ElevenLabs founder and CEO Mati Staniszewski says voice is the next major interface for AI — the way people will increasingly interact with machines as models move beyond text and screens.
Speak in Web Summit in DohaStaniszewski told TechCrunch voice models like those developed by ElevenLabs recently moved beyond just mimicking human speech — including emotions and intonation — to work alongside the reasoning capabilities of large language models. The result, he says, is a change in the way people interact with technology.
In the next year, he said, “hopefully all the phones will be back in our pockets, and we can immerse ourselves in the real world around us, with the voice as the mechanism that controls the technology.”
That vision led to ElevenLabs $500 million raise this week with a value of $ 11 billion, and increasing in the AI industry. OpenAI and Google both are making sound the main focus of their next-generation models, while Apple seems to be quietly building technology next to sound and is always active through acquisitions like Q.ai. As AI spreads to wearables, cars, and other new hardware, control becomes less about tapping the screen and more about speaking, making voice a key battleground for the next phase of AI development.
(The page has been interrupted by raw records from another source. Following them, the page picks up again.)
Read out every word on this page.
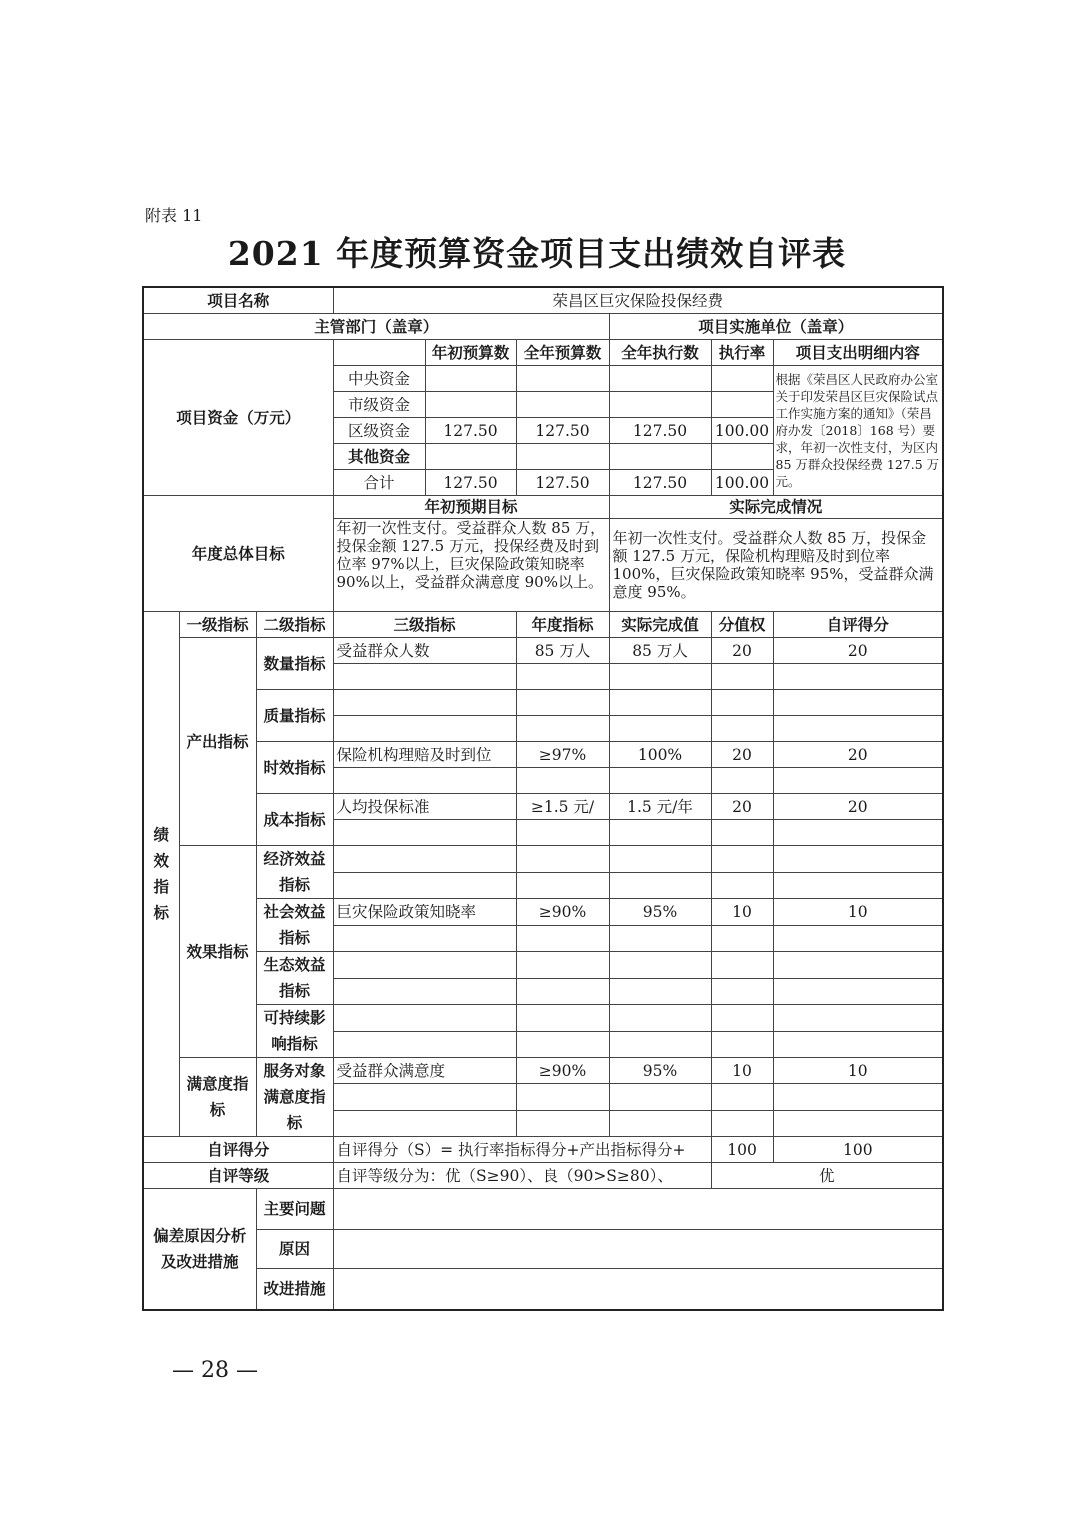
附表 11
2021 年度预算资金项目支出绩效自评表
项目名称			荣昌区巨灾保险投保经费					
主管部门（盖章）						项目实施单位（盖章）		
项目资金（万元）				年初预算数	全年预算数	全年执行数	执行率	项目支出明细内容
			中央资金					根据《荣昌区人民政府办公室关于印发荣昌区巨灾保险试点工作实施方案的通知》（荣昌府办发〔2018〕168 号）要求，年初一次性支付，为区内 85 万群众投保经费 127.5 万元。
			市级资金					
			区级资金	127.50	127.50	127.50	100.00	
			其他资金					
			合计	127.50	127.50	127.50	100.00	
年度总体目标			年初预期目标			实际完成情况		
			年初一次性支付。受益群众人数 85 万，投保金额 127.5 万元，投保经费及时到位率 97%以上，巨灾保险政策知晓率 90%以上，受益群众满意度 90%以上。			年初一次性支付。受益群众人数 85 万，投保金额 127.5 万元，保险机构理赔及时到位率 100%，巨灾保险政策知晓率 95%，受益群众满意度 95%。		
绩效指标	一级指标	二级指标	三级指标		年度指标	实际完成值	分值权	自评得分
	产出指标	数量指标	受益群众人数		85 万人	85 万人	20	20

		质量指标						

		时效指标	保险机构理赔及时到位		≥97%	100%	20	20

		成本指标	人均投保标准		≥1.5 元/	1.5 元/年	20	20

	效果指标	经济效益指标						

		社会效益指标	巨灾保险政策知晓率		≥90%	95%	10	10

		生态效益指标						

		可持续影响指标						

	满意度指标	服务对象满意度指标	受益群众满意度		≥90%	95%	10	10

自评得分			自评得分（S）= 执行率指标得分+产出指标得分+				100	100
自评等级			自评等级分为：优（S≥90）、良（90>S≥80）、				优	
偏差原因分析及改进措施		主要问题						
		原因						
		改进措施						
— 28 —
Iconiq Capital general partner Seth Pierrepont echoed that view on stage at Web Summit, arguing that while screens will continue to be important for gaming and entertainment, traditional input methods like keyboards are beginning to feel “outdated.”
And as AI systems become more agentic, Pierrepont says, those interactions will also change, with models gaining the fences, integrations, and context needed to respond to the less obvious demands of users.
Staniszewski pointed to the agent change as one of the biggest changes he’s made. Instead of spelling out each instruction, he said future voice systems increasingly rely on persistent memory and context built over time, making the interaction feel more natural and requiring less effort from the user.
Techcrunch event
Boston, MA
|
June 23, 2026
That evolution, he added, will affect the way voice models are deployed. While high-quality audio models generally live in the cloud, Staniszewski said ElevenLabs is pursuing a hybrid approach that mixes cloud and on-device processing — a move aimed at supporting new hardware, including headphones and other wearables, where sound is a constant companion rather than a feature you choose to engage with.
ElevenLabs has partnered with Meta to bring voice technology to products including Instagram and Horizon Worlds, the company’s virtual reality platform. Staniszewski said he would also be open to working with Meta on Ray-Ban’s smart glasses as voice-driven interfaces evolve into new form factors.
But as voice becomes more persistent and embedded in hardware every day, it opens the door to serious issues about privacy, surveillance, and the amount of personal data that voice-based systems will store as they approach the daily life of users – something. companies like Google has been accused of torture.